To combat this, the Tank Urban Survival Kit upgrade was developed. This is a field upgradable kit that radically improve the tank’s survival in an urban terrain. The first thing added was something from WW II, an infantry to tank talkie phone on the back. The next one was a “V” shaped armor piece that was added to the belly to not only add armor strength against IED’s, but also to blunt and deflect the blast away from the tank. The third is a series of armor glass panes were added to both the commander and the loader’s weapon stations so they can operate their weapons out of the tank without worrying about snipers. Finally, to guard against the tank’s sides, a series of ERA armor panels were added to the tank’s side skirts.

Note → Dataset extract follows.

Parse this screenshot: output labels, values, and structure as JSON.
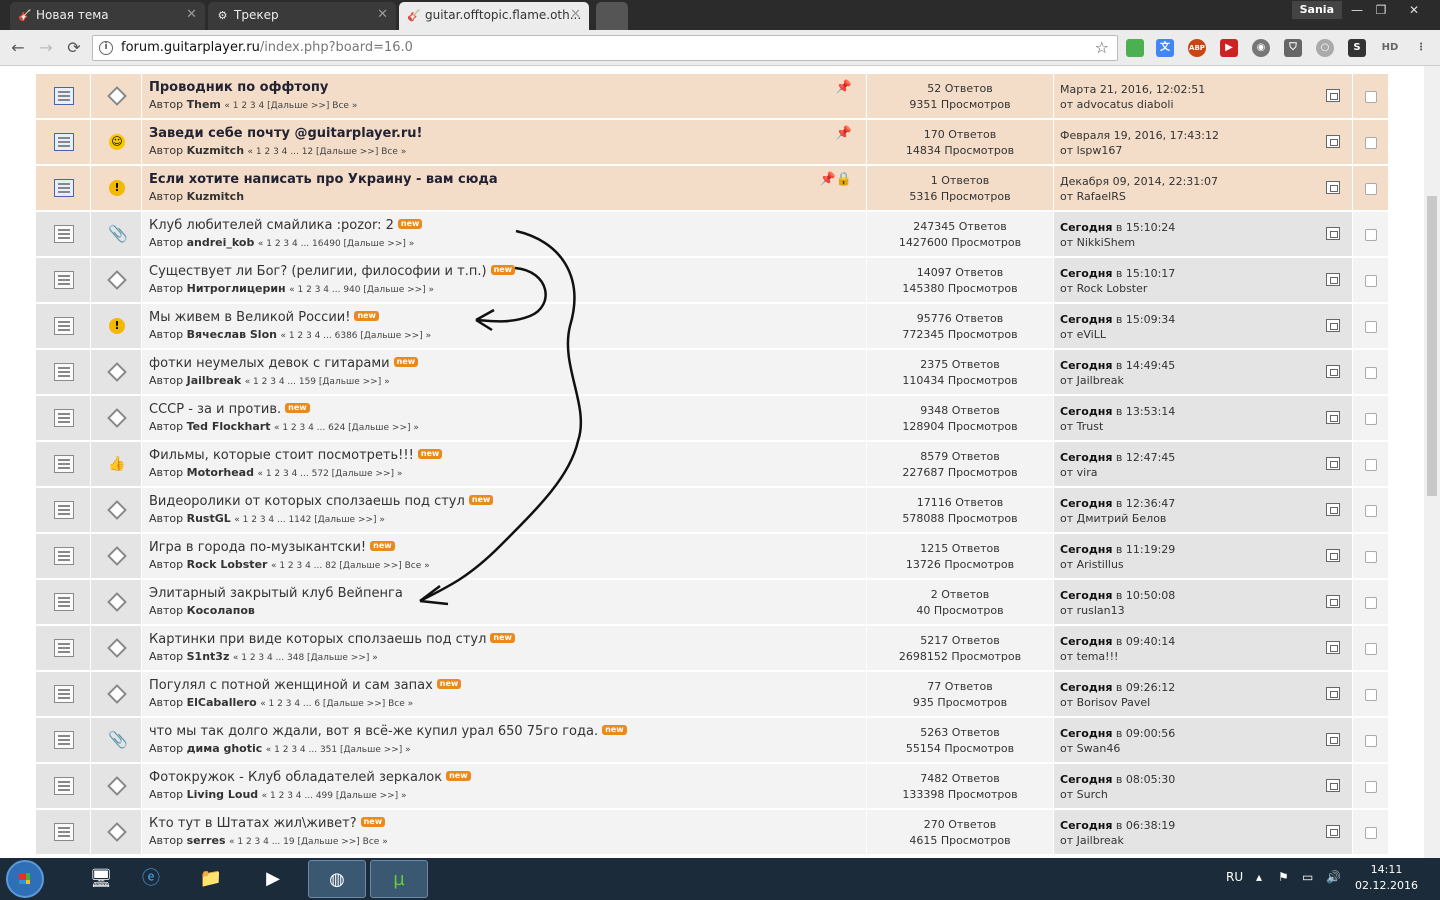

When introduced, the kit quickly proved popular and well suited in an urban terrain. However, further improvements were added from combat reports. These became the TUSK II kit. These includes: further slate armors were added to the rear engine grill. A second .50 cal machine gun was added to the top of the main cannon and a series of ceramic tile ERA armor pieces were added to the turret sides and onto the existing side skirt ERA armor.

With these improvements, the tank soon proved to be a hard nut to crack. There is a M1A3 version. However, due to budget cuts, that version is in limbo so the Army and Marines will have to do with the current version for the foreseeable future.


Dragon version of the M1A2 SEP was released way back in 2007. Two years previously, they released the excellent M1A1 AIM kit with individual track links and slew of details that blew the pants off the ancient Tamiya kit (Tamiya M1 always had the bottom hull from the late 70’s that was based on the prototype M1 and thus, not at all accurate). Early releases also contained some bonus such as the meal cannon barrel and a spring that simulate recoil.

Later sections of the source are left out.